Sascha Alavi works as an Assistant Professor at the Sales & Marketing Department of the Ruhr-University of Bochum. In his research and teaching he focuses on the success factors of sales management, price enforcement and leadership. In particular, he is interested in price negotiations, sales promotions, and the selling of complex solutions. Regarding the topic of selling complex solutions, he is a project leader of an interdisciplinary special research area of the German Research Foundation. Sascha studied Business at the University of Mannheim and received his doctoral degree at the Sales & Marketing Department of the Ruhr-University of Bochum. His dissertation on the role of price management received several awards.

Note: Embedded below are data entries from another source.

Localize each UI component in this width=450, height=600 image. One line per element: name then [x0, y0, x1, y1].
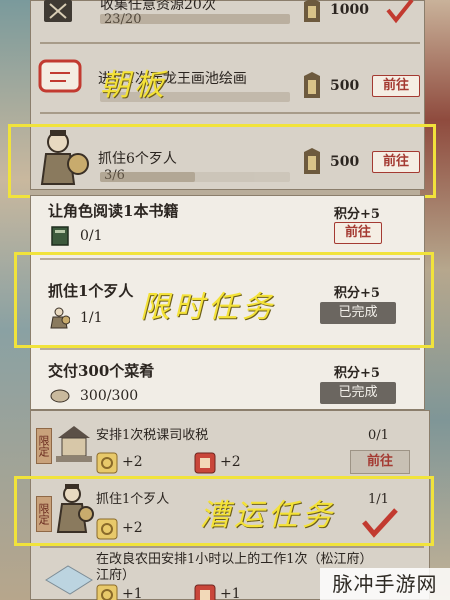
- progress-bar: [100, 14, 290, 24]
- coin-reward-icon: [96, 452, 118, 474]
- task-title: 安排1次税课司收税: [96, 428, 209, 443]
- seal-reward-icon: [194, 452, 216, 474]
- row-divider: [40, 112, 420, 114]
- reward-value: 500: [330, 78, 360, 94]
- section-label-canal: 漕运任务: [200, 498, 336, 533]
- task-count: 0/1: [368, 428, 389, 443]
- points-value: 积分+5: [334, 286, 380, 301]
- farmland-icon: [44, 560, 94, 596]
- task-progress: 1/1: [80, 310, 103, 326]
- completed-check-icon: [360, 508, 400, 542]
- completed-button: 已完成: [320, 302, 396, 324]
- reward-value: +2: [220, 454, 241, 470]
- tablet-reward-icon: [300, 148, 324, 176]
- constable-avatar-icon: [34, 128, 90, 192]
- go-button[interactable]: 前往: [372, 75, 420, 97]
- tax-office-icon: [54, 422, 94, 466]
- dish-icon: [50, 386, 70, 404]
- task-title: 抓住1个歹人: [48, 282, 134, 300]
- coin-reward-icon: [96, 518, 118, 540]
- reward-value: +2: [122, 520, 143, 536]
- scroll-plaque-icon: [40, 0, 80, 24]
- section-label-limited: 限时任务: [140, 290, 276, 325]
- task-title: 让角色阅读1本书籍: [48, 202, 179, 220]
- points-value: 积分+5: [334, 366, 380, 381]
- task-title: 在改良农田安排1小时以上的工作1次（松江府）: [96, 552, 366, 567]
- task-progress: 0/1: [80, 228, 103, 244]
- go-button[interactable]: 前往: [372, 151, 420, 173]
- go-button[interactable]: 前往: [350, 450, 410, 474]
- reward-value: +1: [122, 586, 143, 600]
- tablet-reward-icon: [300, 0, 324, 24]
- reward-value: 1000: [330, 2, 369, 18]
- task-title: 交付300个菜肴: [48, 362, 155, 380]
- limited-tag: 限定: [36, 496, 52, 532]
- task-count: 1/1: [368, 492, 389, 507]
- go-button[interactable]: 前往: [334, 222, 382, 244]
- task-title: 抓住1个歹人: [96, 492, 170, 507]
- progress-bar: [100, 172, 290, 182]
- reward-value: +2: [122, 454, 143, 470]
- points-value: 积分+5: [334, 207, 380, 222]
- reward-value: 500: [330, 154, 360, 170]
- completed-check-icon: [384, 0, 416, 28]
- painting-scroll-icon: [36, 55, 86, 99]
- tablet-reward-icon: [300, 72, 324, 100]
- completed-button: 已完成: [320, 382, 396, 404]
- task-title-line2: 江府）: [96, 568, 136, 583]
- task-title: 抓住6个歹人: [98, 151, 177, 167]
- book-icon: [50, 225, 70, 247]
- coin-reward-icon: [96, 584, 118, 600]
- task-progress: 300/300: [80, 388, 139, 404]
- constable-avatar-icon: [54, 482, 94, 538]
- constable-small-icon: [50, 306, 71, 330]
- row-divider: [40, 42, 420, 44]
- row-divider: [40, 348, 420, 350]
- reward-value: +1: [220, 586, 241, 600]
- limited-tag: 限定: [36, 428, 52, 464]
- site-watermark: 脉冲手游网: [320, 568, 450, 600]
- seal-reward-icon: [194, 584, 216, 600]
- section-label-daily: 朝板: [100, 68, 168, 103]
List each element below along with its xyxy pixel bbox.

Jan Wieseke has held a Chair at the Sales and Marketing Department at Bochum University since 2008. Prior to this engagement, he completed his habilitation at the Department of Professor Christian Homburg at Mannheim University and his doctorate at the Department of Professor Michael Lingenfelder at Marburg University. He studied psychology at Marburg University. Jan is internationally recognized for his work in sales management, pricing, and organizational behavior. Currently considered to be one of the top 3 sales researchers globally, his work has been published in leading marketing journals, He also received offers of professorship for universities in Mannheim, Münster (both Germany), Leicestershire (UK), and Groningen (Netherlands).